Trump had time to golf, but had no time to address the nation about the mass loss of life of fellow Americans.

Gregory Humphrey writes for the Caffeinated Politics blog.

Categories: Health, Op-Ed, Politics

One thought on “Op Ed: 100,000 Dead. And Still Rising”

  1. TransitRider says:

    Why isn’t Trump using the Defense Production Act to manufacture enough N95 masks for EVERYBODY (not just medical workers). An ample supply of reasonably-priced N95 is the ONLY sure way older people like me (I’m 69) can safely return to large events, like ball games or concerts.

    Other than continuing the lockdown, I see 5 ways this thing can end:

    1) Find a vaccine (but there’s no assurance that’s possible)
    2) Find a treatment (again, no assurance that it’s possible)
    3) Wait for the virus to disappear (very unlikely, despite Trump’s assurances)
    4) Just re-open (and accept widespread sickness and death)
    5) Make enough N95 masks to bring the price down to pre-pandemic levels ($1 to $2 each)

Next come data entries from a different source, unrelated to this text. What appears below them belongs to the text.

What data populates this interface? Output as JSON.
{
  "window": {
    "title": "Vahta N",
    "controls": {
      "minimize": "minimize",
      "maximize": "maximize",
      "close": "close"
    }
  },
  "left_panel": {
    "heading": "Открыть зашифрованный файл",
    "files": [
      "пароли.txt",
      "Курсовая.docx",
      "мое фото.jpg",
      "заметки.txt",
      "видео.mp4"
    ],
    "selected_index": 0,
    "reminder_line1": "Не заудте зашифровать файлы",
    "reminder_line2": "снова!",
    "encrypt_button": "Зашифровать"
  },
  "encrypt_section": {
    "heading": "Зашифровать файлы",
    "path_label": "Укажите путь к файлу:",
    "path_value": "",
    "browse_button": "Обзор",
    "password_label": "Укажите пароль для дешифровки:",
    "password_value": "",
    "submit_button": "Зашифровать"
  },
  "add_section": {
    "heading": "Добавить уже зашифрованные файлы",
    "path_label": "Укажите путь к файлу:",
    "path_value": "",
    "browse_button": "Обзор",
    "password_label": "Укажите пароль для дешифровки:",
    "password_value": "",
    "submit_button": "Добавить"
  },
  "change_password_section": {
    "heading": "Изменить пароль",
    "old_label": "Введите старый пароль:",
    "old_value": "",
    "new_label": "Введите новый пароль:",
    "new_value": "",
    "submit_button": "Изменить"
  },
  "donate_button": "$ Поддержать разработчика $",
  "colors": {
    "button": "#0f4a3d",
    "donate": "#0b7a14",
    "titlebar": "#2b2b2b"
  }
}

    Options 1, 2, & 3 might not be possible, and, even if possible, might take years.

    Option 4 may not be viable even if we accept a million additional deaths, because tens of millions will get sick and having that many people out of work will cripple the economy. (Exhibit one is the meat packing plants that are repeatedly forced to close despite being ordered by the President to stay open.) And re-opening is not safe as long as 40% of the public refuses to wear a mask in public.

    Without a vaccine or treatment, I will never again patronize a restaurant or bar; I know people who had “mild” (non-hospitalized) COVID who were sub-par for months, and no restaurant meal is worth that risk. But I would consider traveling or attending large events (concerts or ball games) if we could get N95 masks. If I had a mask, I wouldn’t even care too much if the Trumpkins sitting around me were unmasked and coughing.

    I think it’s obscene that Trump would invoke the Defense Production Act to ensure an ample supply of meat but not life-sustaining (and economy-restoring) N95 masks.